Influence of prazosin and clonidine on morphine analgesia, tolerance and withdrawal in mice

Rapid development of tolerance and dependence limits the usefulness of morphine in long-term treatment. We examined the effects of clonidine (alpha(2)-adrenoceptor agonist) and prazosin (alpha(1)-adrenoceptor antagonist) on morphine analgesia, tolerance and withdrawal. Morphine tolerance was induced using a 3-day cumulative twice-daily dosing regimen with s.c. doses up to 120 mg/kg.
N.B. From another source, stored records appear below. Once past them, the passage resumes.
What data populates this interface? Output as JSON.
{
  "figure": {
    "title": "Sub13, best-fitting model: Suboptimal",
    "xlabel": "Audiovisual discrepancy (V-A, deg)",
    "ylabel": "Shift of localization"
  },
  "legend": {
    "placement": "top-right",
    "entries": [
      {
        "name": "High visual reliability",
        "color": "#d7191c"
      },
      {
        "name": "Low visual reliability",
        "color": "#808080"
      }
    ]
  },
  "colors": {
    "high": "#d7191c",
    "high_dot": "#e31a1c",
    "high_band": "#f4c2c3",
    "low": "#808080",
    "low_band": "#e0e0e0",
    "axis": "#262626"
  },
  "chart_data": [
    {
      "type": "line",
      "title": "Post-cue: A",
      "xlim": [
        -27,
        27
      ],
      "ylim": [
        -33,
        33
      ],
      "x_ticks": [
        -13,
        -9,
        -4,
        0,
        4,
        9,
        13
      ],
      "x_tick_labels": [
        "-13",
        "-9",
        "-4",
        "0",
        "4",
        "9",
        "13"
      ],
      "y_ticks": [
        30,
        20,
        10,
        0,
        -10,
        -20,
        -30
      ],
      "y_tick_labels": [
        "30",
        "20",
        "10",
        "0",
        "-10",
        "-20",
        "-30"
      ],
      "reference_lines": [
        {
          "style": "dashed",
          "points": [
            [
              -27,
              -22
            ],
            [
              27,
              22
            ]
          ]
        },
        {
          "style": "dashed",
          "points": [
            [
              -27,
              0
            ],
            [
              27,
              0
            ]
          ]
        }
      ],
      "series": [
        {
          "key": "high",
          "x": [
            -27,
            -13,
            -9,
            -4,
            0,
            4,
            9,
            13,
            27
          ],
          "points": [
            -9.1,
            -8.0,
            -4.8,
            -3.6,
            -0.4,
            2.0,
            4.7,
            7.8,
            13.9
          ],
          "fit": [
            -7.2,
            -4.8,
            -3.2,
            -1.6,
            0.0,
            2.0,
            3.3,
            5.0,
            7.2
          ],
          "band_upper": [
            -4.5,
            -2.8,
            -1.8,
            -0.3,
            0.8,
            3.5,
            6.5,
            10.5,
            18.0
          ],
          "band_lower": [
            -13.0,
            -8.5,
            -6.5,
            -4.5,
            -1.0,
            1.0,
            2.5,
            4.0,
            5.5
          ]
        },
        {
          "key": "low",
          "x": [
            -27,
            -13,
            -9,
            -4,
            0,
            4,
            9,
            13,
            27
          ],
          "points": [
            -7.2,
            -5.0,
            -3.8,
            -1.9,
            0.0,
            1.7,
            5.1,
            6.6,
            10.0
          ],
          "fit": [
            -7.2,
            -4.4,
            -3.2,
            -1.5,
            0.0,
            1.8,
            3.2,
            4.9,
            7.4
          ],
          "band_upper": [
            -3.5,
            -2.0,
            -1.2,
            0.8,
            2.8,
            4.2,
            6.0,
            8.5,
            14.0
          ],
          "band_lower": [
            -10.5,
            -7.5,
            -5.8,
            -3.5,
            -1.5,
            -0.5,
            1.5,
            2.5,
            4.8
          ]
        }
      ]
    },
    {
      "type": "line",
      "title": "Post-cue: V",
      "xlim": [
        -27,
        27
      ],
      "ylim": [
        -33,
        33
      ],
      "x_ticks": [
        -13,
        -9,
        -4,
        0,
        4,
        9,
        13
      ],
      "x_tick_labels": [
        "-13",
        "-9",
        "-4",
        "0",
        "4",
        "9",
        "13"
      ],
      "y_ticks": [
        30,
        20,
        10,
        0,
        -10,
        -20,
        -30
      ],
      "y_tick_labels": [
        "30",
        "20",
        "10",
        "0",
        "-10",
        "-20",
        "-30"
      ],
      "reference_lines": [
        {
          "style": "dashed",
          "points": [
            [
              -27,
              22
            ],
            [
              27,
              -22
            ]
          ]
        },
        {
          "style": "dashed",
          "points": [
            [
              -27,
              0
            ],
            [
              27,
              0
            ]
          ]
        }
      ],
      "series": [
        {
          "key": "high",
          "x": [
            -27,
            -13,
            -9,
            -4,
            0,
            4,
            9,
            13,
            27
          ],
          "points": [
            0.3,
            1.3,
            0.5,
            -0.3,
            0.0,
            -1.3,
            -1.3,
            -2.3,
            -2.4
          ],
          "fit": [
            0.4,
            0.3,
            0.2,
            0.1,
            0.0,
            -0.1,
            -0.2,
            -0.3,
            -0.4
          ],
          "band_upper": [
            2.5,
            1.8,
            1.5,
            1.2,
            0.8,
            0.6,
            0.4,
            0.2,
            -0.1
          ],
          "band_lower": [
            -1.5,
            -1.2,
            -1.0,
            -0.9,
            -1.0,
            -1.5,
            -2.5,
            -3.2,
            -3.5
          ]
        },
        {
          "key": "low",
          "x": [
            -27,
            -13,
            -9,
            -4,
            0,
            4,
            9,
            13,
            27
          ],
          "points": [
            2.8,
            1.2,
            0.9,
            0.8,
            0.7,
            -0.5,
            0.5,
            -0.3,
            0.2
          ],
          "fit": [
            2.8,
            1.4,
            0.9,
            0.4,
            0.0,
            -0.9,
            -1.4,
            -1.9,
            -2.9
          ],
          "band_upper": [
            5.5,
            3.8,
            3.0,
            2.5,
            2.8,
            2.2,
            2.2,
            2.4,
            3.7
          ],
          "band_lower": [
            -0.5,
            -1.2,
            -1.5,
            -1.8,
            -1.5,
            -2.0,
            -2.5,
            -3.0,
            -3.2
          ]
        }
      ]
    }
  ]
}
Tolerance was assessed on day 4, as loss of the antinociceptive effect of a test dose of morphine (5 mg/kg). After 10 h, morphine withdrawal was precipitated with naloxone (1 mg/kg). Prazosin had no analgesic effect alone but dose-dependently potentiated morphine analgesia in morphine-naive mice. Another alpha(1)-adrenoceptor antagonist, corynanthine, had similar effects. Prazosin also increased the analgesic potency of the morphine test dose in morphine-tolerant mice. Naloxone-precipitated vertical jumping was not affected, but weight loss was reduced by prazosin. Acutely administered clonidine potentiated morphine analgesia and alleviated opioid withdrawal signs, as expected. We conclude that in addition to the already established involvement of alpha(2)-adrenoceptors in opioid actions, also alpha(1)-adrenoceptors have significant modulatory role in opioid analgesia and withdrawal.